In [2]:
import sys
sys.path.append('..')

import numpy as np
import matplotlib.pyplot as plt
import pandas as pd

import metrics
import utils

# Introduction

We would like to quantify the information conveyed by the realisation of an event, following some properties:
- likely events should have low information content, and events that are guaranteed to happen should have no information at all.
- less likely events should have higher information content.
- independents event should have additive information.  

These 3 properties are satisfied by the self-information of an event $x$:  
$$I(x) = - \log P(x)$$

$I(x)$ is written in units of nats. One nat is the amount of observation gained by observing an event of probability $1/e$.

## Shanon Entropy

We can quantify the amount of uncertainty in an entiere probability distribution $P(x)$ using the Shannon entropy $H(P)$:
$$H(P) = E_{x \sim P}[I(x)] = - E_{x \sim P}[\log P(x)]$$

Distributions that are nealy deterministic have low entropy, and distributions that are closer to uniform have high entropy.  

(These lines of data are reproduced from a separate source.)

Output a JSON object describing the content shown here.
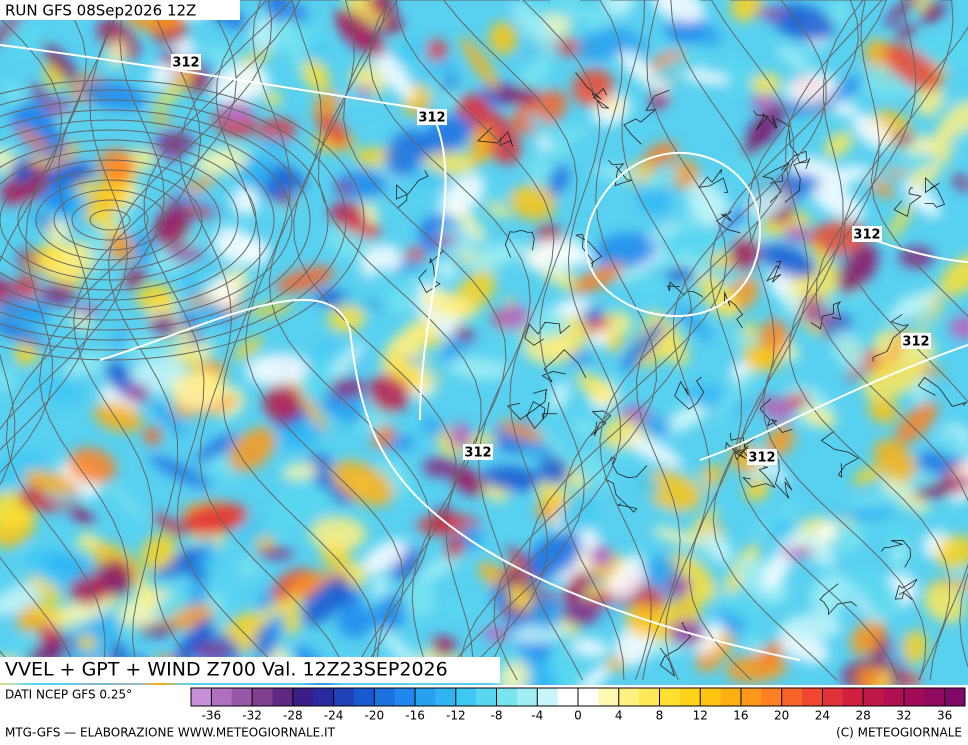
{
  "header": {
    "run": "RUN GFS 08Sep2026 12Z"
  },
  "caption": "VVEL + GPT + WIND Z700 Val. 12Z23SEP2026",
  "contour_labels": [
    "312",
    "312",
    "312",
    "312",
    "312",
    "312"
  ],
  "footer": {
    "source": "DATI NCEP GFS 0.25°",
    "credit": "MTG-GFS — ELABORAZIONE WWW.METEOGIORNALE.IT",
    "copyright": "(C) METEOGIORNALE"
  },
  "colorbar": {
    "lim": [
      -38,
      38
    ],
    "ticks": [
      -36,
      -32,
      -28,
      -24,
      -20,
      -16,
      -12,
      -8,
      -4,
      0,
      4,
      8,
      12,
      16,
      20,
      24,
      28,
      32,
      36
    ],
    "colors": [
      "#c890d8",
      "#b070c0",
      "#9858a8",
      "#804090",
      "#602880",
      "#3c1c88",
      "#2a2aa0",
      "#2040b8",
      "#1858d0",
      "#1c70e0",
      "#2088ec",
      "#28a0f0",
      "#30b4f4",
      "#40c8f4",
      "#58d8f0",
      "#78e4f0",
      "#a0eef4",
      "#c8f6f8",
      "#ffffff",
      "#ffffff",
      "#fff8b0",
      "#fff080",
      "#ffe858",
      "#ffe030",
      "#ffd418",
      "#ffc410",
      "#ffb010",
      "#ff9818",
      "#ff8020",
      "#f86428",
      "#f04830",
      "#e03038",
      "#d02040",
      "#c01848",
      "#b01050",
      "#a00c58",
      "#900860",
      "#800868"
    ]
  }
}
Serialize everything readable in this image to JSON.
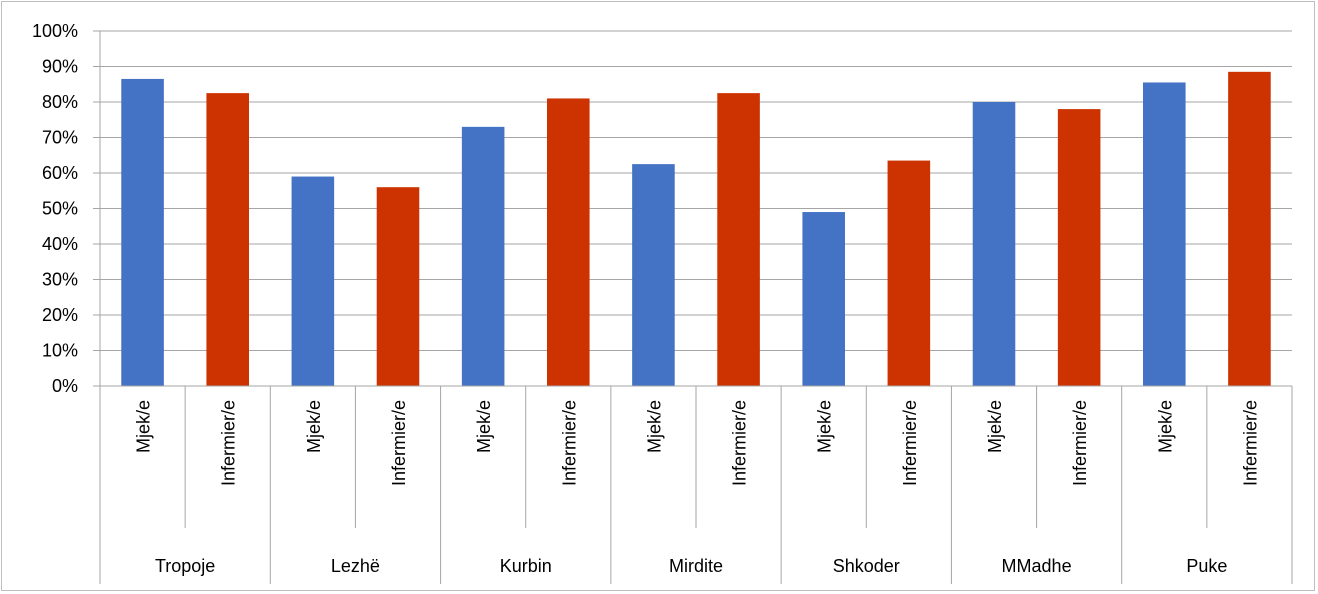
{
  "chart_data": {
    "type": "bar",
    "y_ticks": [
      "0%",
      "10%",
      "20%",
      "30%",
      "40%",
      "50%",
      "60%",
      "70%",
      "80%",
      "90%",
      "100%"
    ],
    "ylim": [
      0,
      100
    ],
    "grid": true,
    "groups": [
      {
        "name": "Tropoje",
        "bars": [
          {
            "label": "Mjek/e",
            "value": 86.5
          },
          {
            "label": "Infermier/e",
            "value": 82.5
          }
        ]
      },
      {
        "name": "Lezhë",
        "bars": [
          {
            "label": "Mjek/e",
            "value": 59
          },
          {
            "label": "Infermier/e",
            "value": 56
          }
        ]
      },
      {
        "name": "Kurbin",
        "bars": [
          {
            "label": "Mjek/e",
            "value": 73
          },
          {
            "label": "Infermier/e",
            "value": 81
          }
        ]
      },
      {
        "name": "Mirdite",
        "bars": [
          {
            "label": "Mjek/e",
            "value": 62.5
          },
          {
            "label": "Infermier/e",
            "value": 82.5
          }
        ]
      },
      {
        "name": "Shkoder",
        "bars": [
          {
            "label": "Mjek/e",
            "value": 49
          },
          {
            "label": "Infermier/e",
            "value": 63.5
          }
        ]
      },
      {
        "name": "MMadhe",
        "bars": [
          {
            "label": "Mjek/e",
            "value": 80
          },
          {
            "label": "Infermier/e",
            "value": 78
          }
        ]
      },
      {
        "name": "Puke",
        "bars": [
          {
            "label": "Mjek/e",
            "value": 85.5
          },
          {
            "label": "Infermier/e",
            "value": 88.5
          }
        ]
      }
    ],
    "colors": {
      "Mjek/e": "#4472c4",
      "Infermier/e": "#cc3300",
      "grid": "#a6a6a6",
      "axis": "#a6a6a6"
    }
  }
}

If $x$ is a discrete random variable, we get:
$$H(P) = - \sum_{x_i} P(x_i) \log P(x_i)$$

If $x$ is a continuous random variable with density $f(x)$. We call $H(x)$ the differential entropy:
$$H(P) = - \int f(x) \log f(x) dx$$

## Kullback-Leibler divergence

The KL divergence mesure how different are two probability distributions $P(X)$ and $Q(x)$ over the same probability space:

$$D_{KL}(P||Q) = E_{x \sim P} \left[ \log \frac{P(x)}{Q(x)} \right] = E_{x \sim P} [\log P(x) - \log Q(x)]$$

The KL divergence has many properties:
- it is $\geq 0$
- for discrete variable, it is $0$ if and only if $P$ and $Q$ are the same distribution.
- for continuous variable, it is $0$ if and only if $P$ and $Q$ are equal almost everywhere.  

It is can consired as some sort of distance between 2 distributions, but it's not a true distance metric because it's not symmetric: $D_{KL}(P||Q) \neq D_{KL}(Q||P)$.

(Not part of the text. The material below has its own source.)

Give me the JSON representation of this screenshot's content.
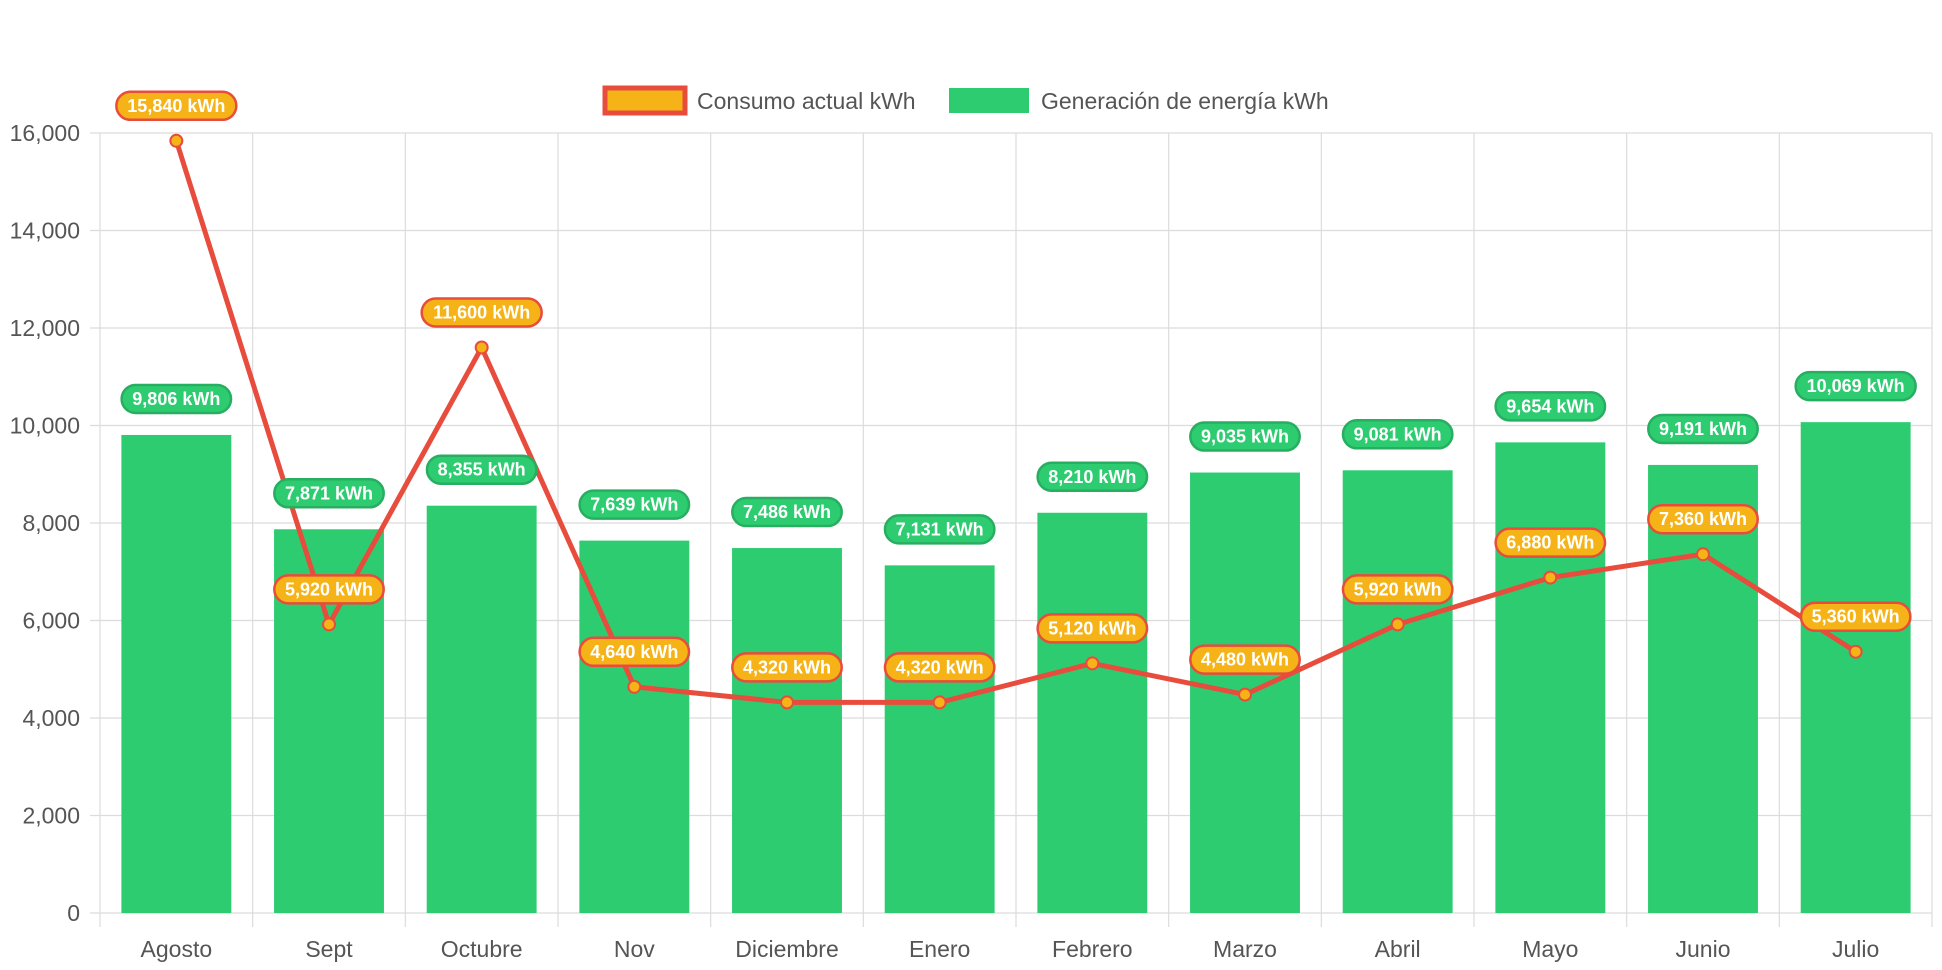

For a discrete probability space, the KL divergence is:
$$D_{KL}(P||Q) = \sum_{x_i} P(x_i) \log \frac{P(x_i)}{Q(x_i)}$$

For a continous probability space with densities $p(x)$ and $q(x)$, the KL divergence is:
$$D_{KL}(P||Q) = \int p(x) \log \frac{p(x)}{q(x)} dx$$

## Cross Entropy

The cross entropy for two propability distributions $P(X)$ and $Q(X)$ over the same probability space is defined as:

$$H(P,Q) = - E_{X \sim P} \log Q(X)$$

The cross entropy is closely related to the KL divergence:
$$H(P,Q) = H(P) + D_{KL}(P||Q)$$
Minimizing the cross entropy with respect to $Q$ is equivalent to minimizing the KL divergence.  

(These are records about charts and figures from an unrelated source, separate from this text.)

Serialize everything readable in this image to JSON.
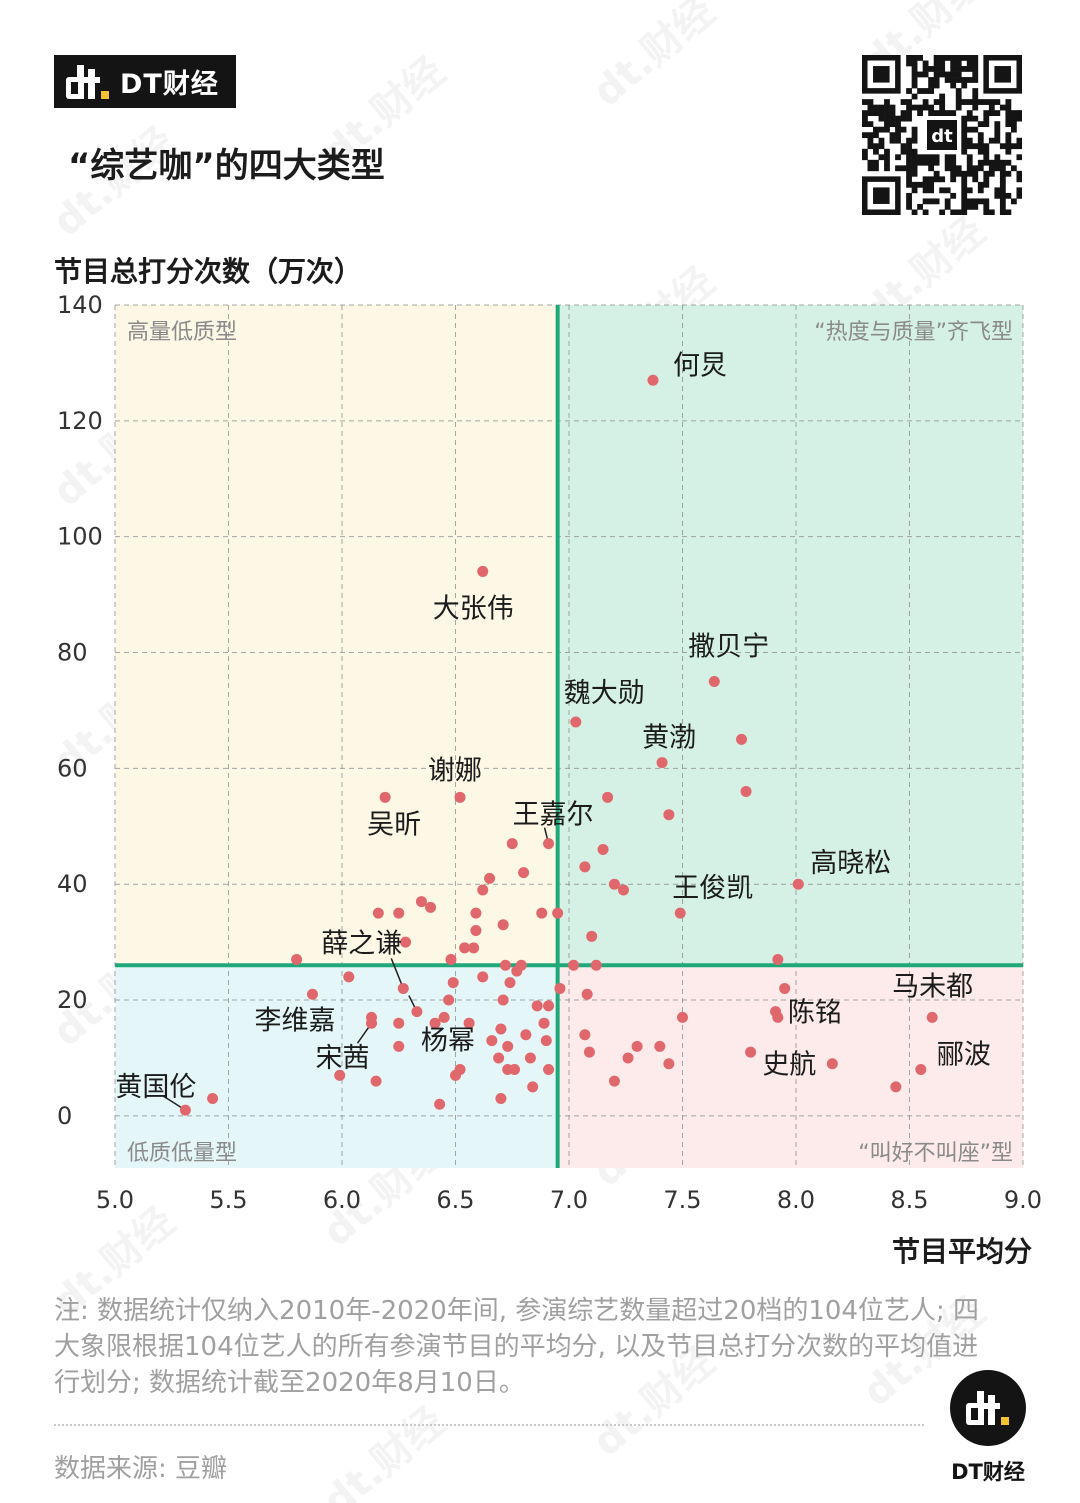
{
  "brand": {
    "name": "DT财经",
    "logo_mark": "dt-logo-mark",
    "accent": "#f2c230"
  },
  "title": "“综艺咖”的四大类型",
  "qr_code": "qr-code",
  "footer": {
    "note": "注: 数据统计仅纳入2010年-2020年间, 参演综艺数量超过20档的104位艺人; 四大象限根据104位艺人的所有参演节目的平均分, 以及节目总打分次数的平均值进行划分; 数据统计截至2020年8月10日。",
    "source": "数据来源: 豆瓣",
    "brand_name": "DT财经"
  },
  "watermark_text": "dt.财经",
  "chart_data": {
    "type": "scatter",
    "title": "“综艺咖”的四大类型",
    "xlabel": "节目平均分",
    "ylabel": "节目总打分次数（万次）",
    "xlim": [
      5.0,
      9.0
    ],
    "ylim": [
      -9,
      140
    ],
    "x_ticks": [
      5.0,
      5.5,
      6.0,
      6.5,
      7.0,
      7.5,
      8.0,
      8.5,
      9.0
    ],
    "x_tick_labels": [
      "5.0",
      "5.5",
      "6.0",
      "6.5",
      "7.0",
      "7.5",
      "8.0",
      "8.5",
      "9.0"
    ],
    "y_ticks": [
      0,
      20,
      40,
      60,
      80,
      100,
      120,
      140
    ],
    "y_tick_labels": [
      "0",
      "20",
      "40",
      "60",
      "80",
      "100",
      "120",
      "140"
    ],
    "grid": true,
    "mean_x": 6.95,
    "mean_y": 26,
    "colors": {
      "point": "#e0676b",
      "divider": "#1fa87a",
      "quadrant_high_low": "#fdf7e6",
      "quadrant_high_high": "#d5f1e5",
      "quadrant_low_low": "#e4f6f7",
      "quadrant_low_high": "#fcebea"
    },
    "quadrants": {
      "top_left": "高量低质型",
      "top_right": "“热度与质量”齐飞型",
      "bottom_left": "低质低量型",
      "bottom_right": "“叫好不叫座”型"
    },
    "labeled_points": [
      {
        "name": "何炅",
        "x": 7.37,
        "y": 127
      },
      {
        "name": "大张伟",
        "x": 6.62,
        "y": 94
      },
      {
        "name": "撒贝宁",
        "x": 7.64,
        "y": 75
      },
      {
        "name": "魏大勋",
        "x": 7.03,
        "y": 68
      },
      {
        "name": "黄渤",
        "x": 7.41,
        "y": 61
      },
      {
        "name": "谢娜",
        "x": 6.52,
        "y": 55
      },
      {
        "name": "吴昕",
        "x": 6.19,
        "y": 55
      },
      {
        "name": "王嘉尔",
        "x": 6.91,
        "y": 47
      },
      {
        "name": "高晓松",
        "x": 8.01,
        "y": 40
      },
      {
        "name": "王俊凯",
        "x": 7.49,
        "y": 35
      },
      {
        "name": "薛之谦",
        "x": 6.27,
        "y": 22
      },
      {
        "name": "马未都",
        "x": 8.6,
        "y": 17
      },
      {
        "name": "陈铭",
        "x": 7.92,
        "y": 17
      },
      {
        "name": "李维嘉",
        "x": 6.13,
        "y": 17
      },
      {
        "name": "杨幂",
        "x": 6.33,
        "y": 18
      },
      {
        "name": "宋茜",
        "x": 6.13,
        "y": 16
      },
      {
        "name": "郦波",
        "x": 8.55,
        "y": 8
      },
      {
        "name": "史航",
        "x": 8.16,
        "y": 9
      },
      {
        "name": "黄国伦",
        "x": 5.31,
        "y": 1
      }
    ],
    "points": [
      {
        "x": 5.43,
        "y": 3
      },
      {
        "x": 5.8,
        "y": 27
      },
      {
        "x": 5.87,
        "y": 21
      },
      {
        "x": 5.99,
        "y": 7
      },
      {
        "x": 6.03,
        "y": 24
      },
      {
        "x": 6.15,
        "y": 6
      },
      {
        "x": 6.16,
        "y": 35
      },
      {
        "x": 6.25,
        "y": 35
      },
      {
        "x": 6.25,
        "y": 16
      },
      {
        "x": 6.25,
        "y": 12
      },
      {
        "x": 6.28,
        "y": 30
      },
      {
        "x": 6.35,
        "y": 37
      },
      {
        "x": 6.39,
        "y": 36
      },
      {
        "x": 6.41,
        "y": 16
      },
      {
        "x": 6.43,
        "y": 2
      },
      {
        "x": 6.45,
        "y": 17
      },
      {
        "x": 6.47,
        "y": 20
      },
      {
        "x": 6.48,
        "y": 27
      },
      {
        "x": 6.49,
        "y": 23
      },
      {
        "x": 6.5,
        "y": 7
      },
      {
        "x": 6.52,
        "y": 8
      },
      {
        "x": 6.54,
        "y": 29
      },
      {
        "x": 6.56,
        "y": 16
      },
      {
        "x": 6.58,
        "y": 29
      },
      {
        "x": 6.59,
        "y": 35
      },
      {
        "x": 6.59,
        "y": 32
      },
      {
        "x": 6.62,
        "y": 39
      },
      {
        "x": 6.62,
        "y": 24
      },
      {
        "x": 6.65,
        "y": 41
      },
      {
        "x": 6.66,
        "y": 13
      },
      {
        "x": 6.69,
        "y": 10
      },
      {
        "x": 6.7,
        "y": 15
      },
      {
        "x": 6.7,
        "y": 3
      },
      {
        "x": 6.71,
        "y": 33
      },
      {
        "x": 6.71,
        "y": 20
      },
      {
        "x": 6.72,
        "y": 26
      },
      {
        "x": 6.73,
        "y": 8
      },
      {
        "x": 6.73,
        "y": 12
      },
      {
        "x": 6.74,
        "y": 23
      },
      {
        "x": 6.75,
        "y": 47
      },
      {
        "x": 6.76,
        "y": 8
      },
      {
        "x": 6.77,
        "y": 25
      },
      {
        "x": 6.79,
        "y": 26
      },
      {
        "x": 6.8,
        "y": 42
      },
      {
        "x": 6.81,
        "y": 14
      },
      {
        "x": 6.83,
        "y": 10
      },
      {
        "x": 6.84,
        "y": 5
      },
      {
        "x": 6.86,
        "y": 19
      },
      {
        "x": 6.88,
        "y": 35
      },
      {
        "x": 6.89,
        "y": 16
      },
      {
        "x": 6.9,
        "y": 13
      },
      {
        "x": 6.91,
        "y": 8
      },
      {
        "x": 6.91,
        "y": 19
      },
      {
        "x": 6.95,
        "y": 35
      },
      {
        "x": 6.96,
        "y": 22
      },
      {
        "x": 7.02,
        "y": 26
      },
      {
        "x": 7.07,
        "y": 43
      },
      {
        "x": 7.07,
        "y": 14
      },
      {
        "x": 7.08,
        "y": 21
      },
      {
        "x": 7.09,
        "y": 11
      },
      {
        "x": 7.1,
        "y": 31
      },
      {
        "x": 7.12,
        "y": 26
      },
      {
        "x": 7.15,
        "y": 46
      },
      {
        "x": 7.17,
        "y": 55
      },
      {
        "x": 7.2,
        "y": 6
      },
      {
        "x": 7.2,
        "y": 40
      },
      {
        "x": 7.24,
        "y": 39
      },
      {
        "x": 7.26,
        "y": 10
      },
      {
        "x": 7.3,
        "y": 12
      },
      {
        "x": 7.4,
        "y": 12
      },
      {
        "x": 7.44,
        "y": 52
      },
      {
        "x": 7.44,
        "y": 9
      },
      {
        "x": 7.5,
        "y": 17
      },
      {
        "x": 7.76,
        "y": 65
      },
      {
        "x": 7.78,
        "y": 56
      },
      {
        "x": 7.8,
        "y": 11
      },
      {
        "x": 7.92,
        "y": 27
      },
      {
        "x": 7.91,
        "y": 18
      },
      {
        "x": 7.95,
        "y": 22
      },
      {
        "x": 8.44,
        "y": 5
      }
    ]
  }
}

For a discrete probability space, the cross-entropy is:
$$H(P,Q) = - \sum_{x_i} P(x_i) \log Q(x_i)$$

For a continuous probabiliyt space with densities $p(x)$ and $q(x)$, the cross-entropy is:
$$H(P,Q) = - \int P(x) \log Q(x) dx$$

## Mutual Information

The mutual information between two random variables is a measure of the mutual dependence between them. It mesures how much knowing one of these variables reduces uncertainty about the other.  
If $X$ and $Y$ are indepandant, their mutual information is $0$. On the other hand, if $X$ is a deterministic function of $Y$ and vice-versa, the mutual information is at it's maximum.  

It is defined as:
$$I(X;Y) = E_{x,y \sim P(x,y)} \left[ \log \frac{P(x,y)}{P(x)P(y)} \right]$$

Mutual information can be expressed using entropy:
$$I(X;Y) = H(Y) - H(Y|X)$$

Mutual information is also related to the KL divergence:
$$I(X;Y) = D_{KL} (P(x,y)||P(x)P(y))$$

Mutual information can be extended to the multivariate case:
$$I(X_1; \text{...}, X_{n+1}) = I(X_1;\text{...};X_n) - I(X_1;\text{...};X_n|X_{n+1})$$
$$\text{where } I(X_1;\text{...};X_n|X_{n+1}) = E_{X_{n+1}}[I(X_1;\text{...};X_n)|X_{n+1}]$$